I believe that the definition given in Wikipedia on mesh generation is too restrictive. A polygonal decomposition of space will only appy to 2-dimensional domains. I propose following the definition given 'Handbook of Grid Generation' by J. F. Thompson, B. K. Soni, and N. P. Weatherhil:

Mesh Generation is the field dedicated to the study of algorithms used to create a set of points P in Rⁿ with an associated topological interconnectivity distributed over a calculation field for a numerical solution of a set of partial differential equations. The topology is dictated by the type of numerical scheme used to solve a particular partial differential equation, and may be structured, or unstructured.

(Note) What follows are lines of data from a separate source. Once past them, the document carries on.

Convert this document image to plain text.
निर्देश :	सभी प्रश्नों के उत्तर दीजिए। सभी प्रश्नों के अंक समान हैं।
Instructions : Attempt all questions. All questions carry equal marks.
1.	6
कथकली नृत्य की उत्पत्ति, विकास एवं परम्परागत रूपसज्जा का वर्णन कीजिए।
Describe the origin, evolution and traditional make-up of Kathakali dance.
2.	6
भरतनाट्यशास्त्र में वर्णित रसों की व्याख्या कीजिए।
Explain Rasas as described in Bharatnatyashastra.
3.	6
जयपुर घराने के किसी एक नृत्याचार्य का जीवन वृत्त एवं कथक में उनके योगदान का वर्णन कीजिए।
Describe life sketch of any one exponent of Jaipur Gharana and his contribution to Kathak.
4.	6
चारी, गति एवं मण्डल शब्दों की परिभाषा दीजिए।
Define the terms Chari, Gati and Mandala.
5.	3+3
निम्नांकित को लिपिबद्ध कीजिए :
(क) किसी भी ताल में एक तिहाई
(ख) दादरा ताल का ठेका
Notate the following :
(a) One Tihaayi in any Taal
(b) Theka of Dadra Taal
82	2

A mesh is structured if the associated topology on the set of points P is defined by a bijective map

f : Π{0, ..., m_i} -> P,

where Π{0, ..., m_i} is the product of the collection of sets of integers {0, ..., m_i}, for i = 0 to N.

This definition is extended to include a collection of structured sets; in this case, the set of points is said to be a multi-block structured mesh.

A mesh is unstructured otherwise. Every structured mesh can be converted to an unstructured mesh, but the reverse is not necessarily true. An unstructured mesh is a discretization of a bounded set in Rⁿ. The components of the discretization are called elements. The most common elements used in Finite Element Analysis are hexahedra, tetrahedra, triangles, and quadrilaterals.